Negociando com a resistência

| 05.05.25 - 15:01 Negociando com a resistência (Foto: Rimene Amaral)
Foram 15 minutos intensos. Com a bacia na mão, eu colhia amoras no fim da tarde de domingo. Tempo fechado, carregado e fresco. Periquitos e matracas se debatiam por um espaço na mangueira que fica encostada ao muro da vizinha e promoviam um bate-papo intenso e ensurdecedor. De longe estendi o braço para alcançar um cacho de amoras maduras. Gigantes. Inútil meu alongamento! Contornei a amoreira, passei por debaixo dos galhos e consegui chegar mais perto.
 
Quando, enfim, consegui alcançar as robustas amoras, uma aranha azulada, rajada de preto, com corpo totalmente desproporcional ao tamanho da cabeça, me encarava fria e incisivamente. Ela parecia estar disposta a lutar por aquele conglomerado de amoras maduras, doces e grandes. Eu via a determinação nos vários olhos dela. Ela não desistiria fácil.
 
Ao lado da aranha, um percevejo verde, ou, me perdoe o trocadilho, um perceverde, chegava junto e se postava também sobre uma das gigantescas amoras.
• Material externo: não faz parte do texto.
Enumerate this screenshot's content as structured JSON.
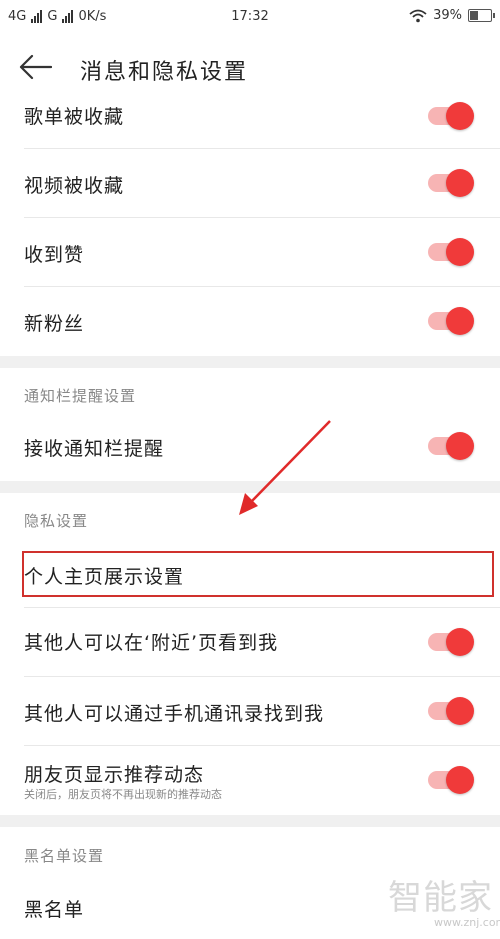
{
  "status_bar": {
    "network1": "4G",
    "network2": "G",
    "speed": "0K/s",
    "time": "17:32",
    "battery": "39%"
  },
  "header": {
    "title": "消息和隐私设置"
  },
  "rows": [
    {
      "label": "歌单被收藏",
      "on": true
    },
    {
      "label": "视频被收藏",
      "on": true
    },
    {
      "label": "收到赞",
      "on": true
    },
    {
      "label": "新粉丝",
      "on": true
    }
  ],
  "notification": {
    "section_title": "通知栏提醒设置",
    "row": {
      "label": "接收通知栏提醒",
      "on": true
    }
  },
  "privacy": {
    "section_title": "隐私设置",
    "profile_display": "个人主页展示设置",
    "nearby": {
      "label": "其他人可以在‘附近’页看到我",
      "on": true
    },
    "contacts": {
      "label": "其他人可以通过手机通讯录找到我",
      "on": true
    },
    "friends": {
      "label": "朋友页显示推荐动态",
      "desc": "关闭后，朋友页将不再出现新的推荐动态",
      "on": true
    }
  },
  "blacklist": {
    "section_title": "黑名单设置",
    "label": "黑名单"
  },
  "watermark": {
    "text": "智能家",
    "url": "www.znj.com"
  },
  "colors": {
    "accent": "#f03a3a",
    "track": "#f7b4b4",
    "annotation": "#d0312d"
  }
}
A maria-fedida metida a besta também se impôs, numa evidente declaração de que não estaria nem ventilando a hipótese de permitir que eu levasse os frutos. Não aqueles!
 
Comecei um processo de indução para que o aracnídeo e o percevejo abandonassem a produção especial. Tentei conduzí-los, junto aos frutos, para um conglomerado menor, porém mais maduro, mais doce, mais atraente. Pude perceber que não era a ideia deles trocar o jantar pela sobremesa. Encarados em mim eles estavam, encarados eles permaneceram.
 
Por algum tempo tentei entender que a aranha pudesse querer as amoras para uma ninhada de filhotes. O percevejo poderia querer o mesmo, mas também poderia estar ali para garantir o jantar dos bebês da dona aranha. Meu coração balançou. Virei a mão levemente, analisando todo o conglomerado, por todos os ângulos, procurando por filhotes de aranha azul rajada com corpo desproporcional ao tamanho da cabeça. Não vi um, sequer. Isso me fez mais decidido a lutar pelos frutos. A aranha deve ter sentido as energias da minha decisão e também se preparou: ergueu as duas patas dianteiras, como se se apresentasse para a guerra: “amoras ou morte!” Ela estava decidida. O percevejo não ficou atrás e também se impôs, balançando as asas.
 
Dois minutos de silêncio… Com os olhos eu dizia a eles: “O que vocês esperam que eu faça? Que deixe esse bago de amoras gigantes pra vocês? Eu sou superior e não quero brigar”. A aranha parece ter demonstrado um princípio de recuo. O percevejo verde dava sinais de querer avançar. Mais um tempo de silêncio e olho no olho.
 
De onde eu estava podia ver uma maritaca na galha mais alta da amoreira saboreando uma amora gigante. Enquanto eu observava, senti um vento soprar pela minha orelha esquerda. Um bem-te-vi passou por mim e, numa precisão incrível, abocanhou dona aranha. Fiquei sem chão. Estático. Quando percebeu a ameaça, o percevejo, se sentindo solitário, bateu em retirada. Fiquei com as amoras.
 
Mas ele ainda voltou para conferir se eu havia levado todas… Deixei uma! Meus pais me ensinaram a dividir.

Rimene Amaral é jornalista, radialista e fotógrafo.